Most observers expect the Frankfurt-based institutio­n to chart a path to the exit from its ‘quantitati­ve easing’ (QE) mass bond-buying programme at one of its four remaining meetings in 2017.

That will make a press conference on Thursday ‘a balancing act that requires all of Draghi’s verbal acrobatic skills’, said analyst Carsten Brzeski of ING Diba bank, as the ECB must prime the markets for an end to QE, but also be careful not to sow panic.

Along with historic low interest rates and cheap loans to banks, the ECB’s monthly purchases of € 60bn of government and corporate bonds are designed to pump cash into the economy, powering growth and pushing up prices.

While inflation is still sluggish, economic growth in the 19 nation eurozone has picked up strongly enough to dispel the fears of deflation that had prompted policy- makers to launch the scheme.

And the ECB could soon reach technical limits to its bond-buying that will make the already controvers­ial programme even more difficult to continue much beyond the present cut-off point in December.

Such signs mean investors are on high alert for signals from the central bank, sensitive to even the tiniest changes in governors’ carefully-weighed statements on ‘forward guidance’.

At a meeting in June, policymake­rs chose to remove a suggestion that interest rates could be lowered still further if necessary from their regular statement.

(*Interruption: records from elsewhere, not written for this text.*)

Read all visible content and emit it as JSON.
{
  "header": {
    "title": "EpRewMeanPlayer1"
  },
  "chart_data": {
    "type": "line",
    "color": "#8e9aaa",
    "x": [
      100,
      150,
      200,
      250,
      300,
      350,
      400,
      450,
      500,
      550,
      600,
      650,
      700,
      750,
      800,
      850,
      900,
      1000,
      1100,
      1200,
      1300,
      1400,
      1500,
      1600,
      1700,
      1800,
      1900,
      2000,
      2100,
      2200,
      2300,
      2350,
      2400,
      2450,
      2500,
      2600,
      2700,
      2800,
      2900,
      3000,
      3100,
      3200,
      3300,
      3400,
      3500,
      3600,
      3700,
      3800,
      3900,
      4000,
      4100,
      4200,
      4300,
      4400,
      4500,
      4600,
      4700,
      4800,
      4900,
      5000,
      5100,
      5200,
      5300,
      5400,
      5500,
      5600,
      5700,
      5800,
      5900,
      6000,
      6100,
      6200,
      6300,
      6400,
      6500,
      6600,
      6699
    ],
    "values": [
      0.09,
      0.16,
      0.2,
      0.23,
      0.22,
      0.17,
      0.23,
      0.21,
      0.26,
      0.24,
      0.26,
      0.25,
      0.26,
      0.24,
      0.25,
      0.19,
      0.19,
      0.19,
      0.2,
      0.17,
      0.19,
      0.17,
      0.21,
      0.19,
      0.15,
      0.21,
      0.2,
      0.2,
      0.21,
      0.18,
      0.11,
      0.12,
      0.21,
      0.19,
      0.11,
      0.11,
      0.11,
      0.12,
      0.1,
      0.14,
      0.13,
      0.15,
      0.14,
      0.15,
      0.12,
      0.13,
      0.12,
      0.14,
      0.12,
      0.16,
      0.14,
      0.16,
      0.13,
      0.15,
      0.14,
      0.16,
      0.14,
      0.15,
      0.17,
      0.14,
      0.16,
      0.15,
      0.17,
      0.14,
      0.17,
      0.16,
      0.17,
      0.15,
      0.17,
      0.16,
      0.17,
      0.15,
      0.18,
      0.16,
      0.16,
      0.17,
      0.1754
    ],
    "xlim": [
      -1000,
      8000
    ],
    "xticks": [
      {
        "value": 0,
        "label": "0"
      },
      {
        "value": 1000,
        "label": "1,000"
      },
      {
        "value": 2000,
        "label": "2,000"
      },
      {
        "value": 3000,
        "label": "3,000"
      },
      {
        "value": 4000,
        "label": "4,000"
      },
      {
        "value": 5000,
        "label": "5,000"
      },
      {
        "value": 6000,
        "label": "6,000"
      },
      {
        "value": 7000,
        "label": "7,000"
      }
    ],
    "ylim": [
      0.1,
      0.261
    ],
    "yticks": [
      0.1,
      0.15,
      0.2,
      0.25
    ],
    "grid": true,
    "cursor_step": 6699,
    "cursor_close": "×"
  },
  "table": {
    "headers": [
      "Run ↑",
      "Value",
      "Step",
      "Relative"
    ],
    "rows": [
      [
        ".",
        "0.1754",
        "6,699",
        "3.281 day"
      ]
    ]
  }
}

That was seen by many as the first hint that the ECB would begin adjusting its policy as economic growth gathers pace.

Despite the risks, the ECB ‘will probably be prepared to accept a moderate financial market impact now in order to avoid much sharper moves when the time to taper finally comes’, economist Jennifer McKeown of Capital Economics said.

That could see Draghi renewing his optimistic assessment of eurozone prospects on Thursday, but refraining from more concrete changes for the moment, she argued.